It is estimated that 20 percent of pediatric primary care visits are now due to mental health concerns. In my role as president of the Washington Chapter of the American Academy of Pediatrics, I travel to all corners of our state — and the story is the same: Pediatricians are struggling to find help for children and adolescents’ mental health needs. One in five children experience mental health disorders in a given year, yet 80 percent of those children do not receive the care they need. Instances of suicide attempts or suicidal ideation in youth doubled from 2008 to 2015. In 2014, mood disorders became the most common reason children were hospitalized, surpassing other childhood conditions, like diabetes or flare-ups of asthma.
Why so many youth are struggling with mental health issues is a difficult question to answer. I believe many factors are at play, including: increased use of electronic and social media, social isolation, increased performance pressure, a proliferation of divisive news (and associated feelings of powerlessness), greater financial burdens on parents, and the experience of living in poverty. Greater research is needed to understand what challenges are contributing to kids’ increased mental health needs.
Our state, unfortunately, is ill-equipped to handle this growing epidemic, and our kids are paying the price. Washington is 34th in the nation in kids’ access to mental health care. Untreated mental health disorders in childhood hinder a child’s social, emotional and academic growth. If we don’t identify and treat these problems early, they can worsen and ultimately require costlier, more complex care. In fact, a majority of adults who struggle with mental health needs first experienced such difficulties by age 14.
Why are so many kids unable to get help? For one thing, we have a workforce shortage. There simply are not enough mental health care providers to take care of all of the kids who need help. That is a problem that we can fix with long-term strategies — loan repayment programs for mental health professionals willing to dedicate themselves to serve kids on Medicaid for periods of time provide one example of how we might chip away at the problem — but it will take time to develop a sufficiently trained workforce.
More immediately, we need to help families overcome barriers to getting care and reach kids where they are, in schools and in primary care clinics, when they first need help, not when they are in crisis and have to turn to hospitals and emergency departments.

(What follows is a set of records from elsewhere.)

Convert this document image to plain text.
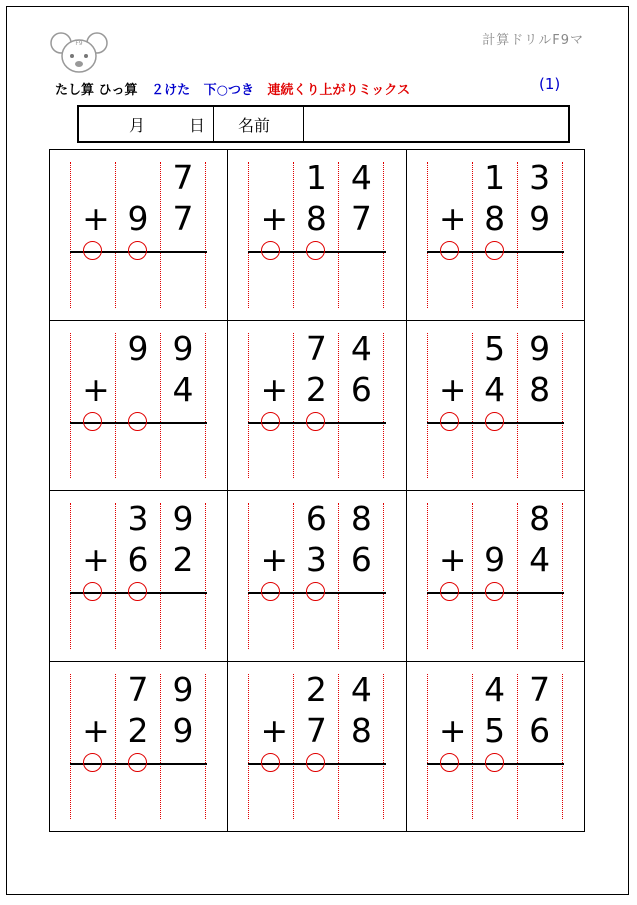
F9	計算ドリルF9マ
たし算 ひっ算 ２けた 下○つき 連続くり上がりミックス	(1)
月	日	名前
7
9 7
+
1 4
8 7
+
1 3
8 9
+
9 9
4
+
7 4
2 6
+
5 9
4 8
+
3 9
6 2
+
6 8
3 6
+
8
9 4
+
7 9
2 9
+
2 4
7 8
+
4 7
5 6
+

Some primary care clinics have taken a step in the right direction by pairing mental health counselors with doctors, an integrated approach that can help the whole child in one place with a trusted team. Unfortunately, primary care clinics are rarely able to afford integrated behavioral health. The reason why? Reimbursement for counseling on Apple Health for Kids — Washington’s Medicaid program — is abysmally low, amounting to about half of what Medicare pays for a counseling visit, and about half of our state’s children and adolescents are insured on Medicaid. (A 30-minute appointment on Apple Health for Kids pays $37.34; the same 30-minute appointment for an adult insured on Medicare pays $63.79.)
This low rate also makes it difficult for children who are on Apple Health for Kids to find a therapist in the community who will accept their insurance. Kids typically wait weeks or months to get an appointment, critical time when their condition may worsen and they may be struggling at home and school.
Our state’s Medicaid agency and legislative staff estimate that an additional $15 million in state funds, which would activate an additional $19 million from the federal government, would allow Washington to increase the counseling rates on Apple Health for Kids to Medicare rates. (That $15 million would represent about 0.03% of the total state budget.) We know that counseling access will not increase for kids without Medicare parity since current rates are so low.
Our children need our help. As Nelson Mandela once said, “The true character of society is revealed in how it treats its children.” Washington must adequately fund reimbursement for mental health care. For less than $1.50 per month for each child on Apple Health for Kids, we could make meaningful progress in youth access to mental health care now and their ability to learn and thrive for the rest of their lives. We urge our state legislators to address the crisis in kids’ mental health with a solution to increase access now and prevent more needless deterioration of kids’ health.